Many visitors to downtown Reno barely notice the small plaque in front of 211 N. Virginia Street.
However, the sign, erected in 2006, commemorates one of the most important inventions ever made in the Biggest Little City in the World—Levi’s blue jeans.
It is located in front of the former location of Jacob W. Davis’ tailor shop and residence. Davis was born Jacob Youphes in Latvia in 1831. He emigrated to America when he was 23 years old (which is when he changed his name) and became a journeyman tailor working in New York, Maine and Northern California.
In 1868, he came to Reno, where he was initially employed as a laborer helping to build the Reno Brewing Company brewery. About a year later, he opened his own tailor shop, and began making horse blankets, tents and wagon covers for the surveyors and teamsters working on the Central Pacific Railroad.
In his work, he generally utilized a sturdy, off-white No. 7 Duck cloth and a nine-inch blue denim cloth, both sold to him by a San Francisco manufacturer named Levi Strauss.

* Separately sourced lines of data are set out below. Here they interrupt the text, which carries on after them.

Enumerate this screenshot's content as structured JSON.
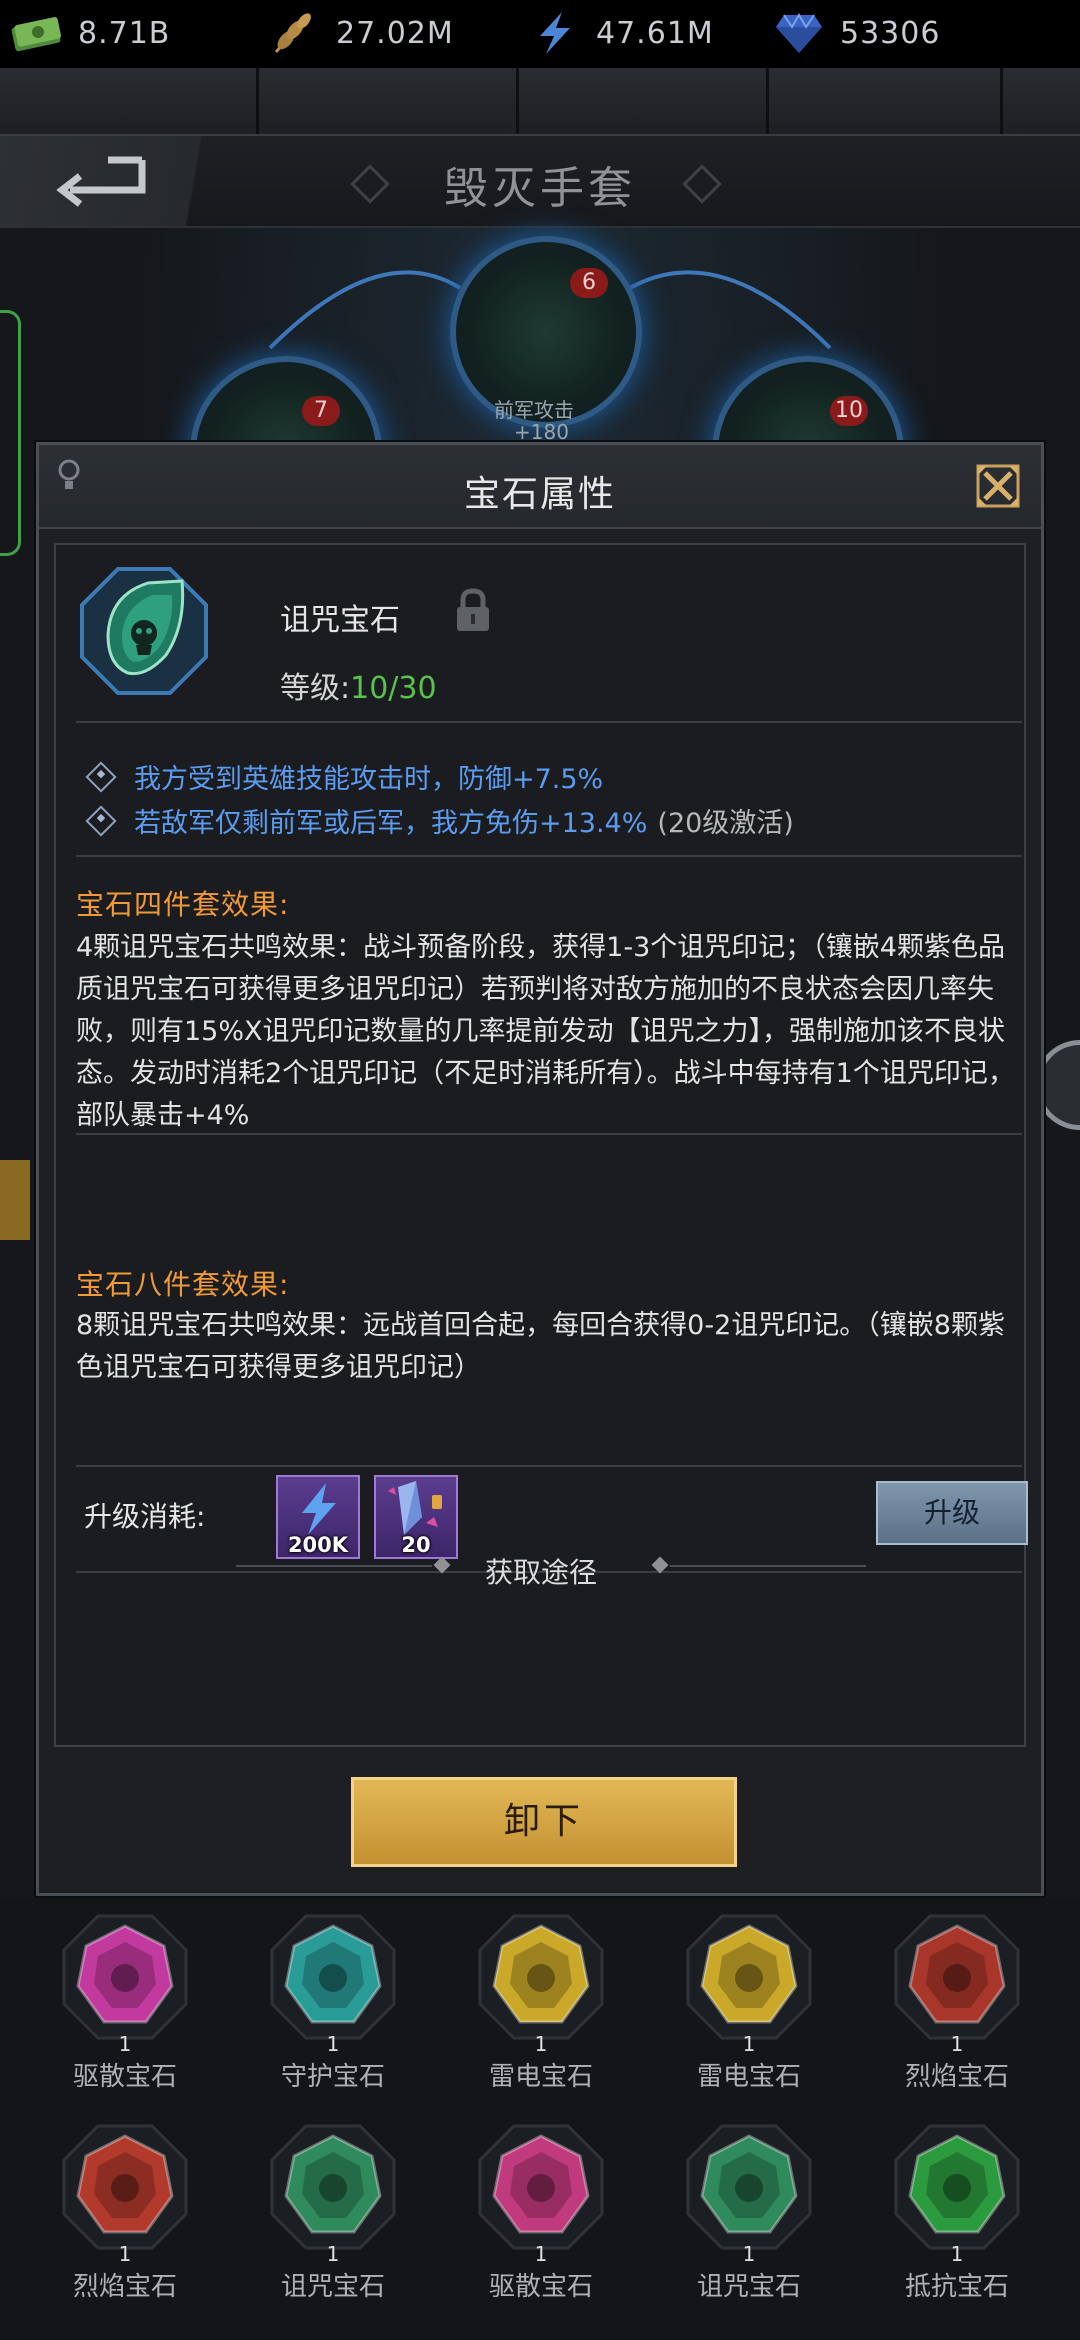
{
  "resources": [
    {
      "icon": "cash-icon",
      "value": "8.71B"
    },
    {
      "icon": "wheat-icon",
      "value": "27.02M"
    },
    {
      "icon": "lightning-icon",
      "value": "47.61M"
    },
    {
      "icon": "diamond-icon",
      "value": "53306"
    }
  ],
  "page": {
    "title": "毁灭手套"
  },
  "scene": {
    "slots": [
      {
        "badge": "6",
        "label": "前军攻击",
        "sub": "+180"
      },
      {
        "badge": "7"
      },
      {
        "badge": "10"
      }
    ]
  },
  "modal": {
    "title": "宝石属性",
    "gem": {
      "name": "诅咒宝石",
      "level_prefix": "等级:",
      "level_current": "10",
      "level_max": "/30"
    },
    "attributes": [
      {
        "text": "我方受到英雄技能攻击时，防御+7.5%",
        "extra": ""
      },
      {
        "text": "若敌军仅剩前军或后军，我方免伤+13.4%",
        "extra": "(20级激活)"
      }
    ],
    "set4": {
      "title": "宝石四件套效果:",
      "body": "4颗诅咒宝石共鸣效果：战斗预备阶段，获得1-3个诅咒印记；（镶嵌4颗紫色品质诅咒宝石可获得更多诅咒印记）若预判将对敌方施加的不良状态会因几率失败，则有15%X诅咒印记数量的几率提前发动【诅咒之力】，强制施加该不良状态。发动时消耗2个诅咒印记（不足时消耗所有）。战斗中每持有1个诅咒印记，部队暴击+4%"
    },
    "set8": {
      "title": "宝石八件套效果:",
      "body": "8颗诅咒宝石共鸣效果：远战首回合起，每回合获得0-2诅咒印记。（镶嵌8颗紫色诅咒宝石可获得更多诅咒印记）"
    },
    "cost": {
      "label": "升级消耗:",
      "items": [
        {
          "icon": "energy-icon",
          "count": "200K"
        },
        {
          "icon": "crystal-shard-icon",
          "count": "20"
        }
      ],
      "upgrade_label": "升级"
    },
    "source_label": "获取途径",
    "unload_label": "卸下"
  },
  "colors": {
    "accent_green": "#58c24b",
    "attr_blue": "#5b9cf0",
    "section_orange": "#f29a35",
    "button_gold": "#d7a843"
  },
  "gem_grid": [
    {
      "name": "驱散宝石",
      "count": "1",
      "icon": "dispel-gem-icon",
      "color": "#c23a9e"
    },
    {
      "name": "守护宝石",
      "count": "1",
      "icon": "guard-gem-icon",
      "color": "#2a9c98"
    },
    {
      "name": "雷电宝石",
      "count": "1",
      "icon": "thunder-gem-icon",
      "color": "#c9a82a"
    },
    {
      "name": "雷电宝石",
      "count": "1",
      "icon": "thunder-gem-icon",
      "color": "#c9a82a"
    },
    {
      "name": "烈焰宝石",
      "count": "1",
      "icon": "flame-gem-icon",
      "color": "#a9362a"
    },
    {
      "name": "烈焰宝石",
      "count": "1",
      "icon": "flame-gem-icon",
      "color": "#b23a2c"
    },
    {
      "name": "诅咒宝石",
      "count": "1",
      "icon": "curse-gem-icon",
      "color": "#2f8a5c"
    },
    {
      "name": "驱散宝石",
      "count": "1",
      "icon": "dispel-gem-icon",
      "color": "#c23a7e"
    },
    {
      "name": "诅咒宝石",
      "count": "1",
      "icon": "curse-gem-icon",
      "color": "#2f8a5c"
    },
    {
      "name": "抵抗宝石",
      "count": "1",
      "icon": "resist-gem-icon",
      "color": "#2c9a3e"
    }
  ]
}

In late 1870, a woman came into his shop to ask Davis to make a special pair of pants for her husband, who was a wood-cutter. She explained that he was far too large for any of the available ready-made clothing—reportedly he had a 56-inch waist—and he needed extra-sturdy pants that wouldn’t rip when he was working.
She said he was too sick to come to the shop to be measured so she had tied knots in a piece of string to indicate his enormous waist and inseam size.
Davis decided to try making a giant pair of pants for the gentleman using the thick, ten-ounce No. 7 Duck cloth that he usually used for making tents. His background as a maker of horse blankets provided him with an inventive solution for how to bind the seams and pockets—incorporate copper rivets at the stress points.
Within a short time, word had spread about Davis’ “waist overalls,” which were tough and dependable. Charging $3 a pair, Davis reportedly sold more than 200 pairs in the next year and a half.
Recognizing he needed a business partner, in 1872 Davis approached Strauss and asked him for help in applying for a patent for his popular pants. Along the way, he also decided to primarily use the blue cotton twill, which was manufactured in France and called “serge de Nimes,” which was later shortened to “denim.”
On May 20, 1873, the U.S. Patent Office granted the two an official patent for the denim pants with the copper rivets. That same year, Davis began sewing a double orange threaded stitched design onto the back pocket of the jeans to distinguish them from those made by competitors. This feature was trademarked and remains a distinctive feature of all Levi jeans.
Once the patent had been granted, Davis sold his Reno tailor shop and relocated to San Francisco to become the production manager for Strauss’ new denim pants manufacturing plant. He continued in that role until his death in 1908.
Today, approximately 1.25 billion pairs of Levi’s blue jeans are sold around the world each year.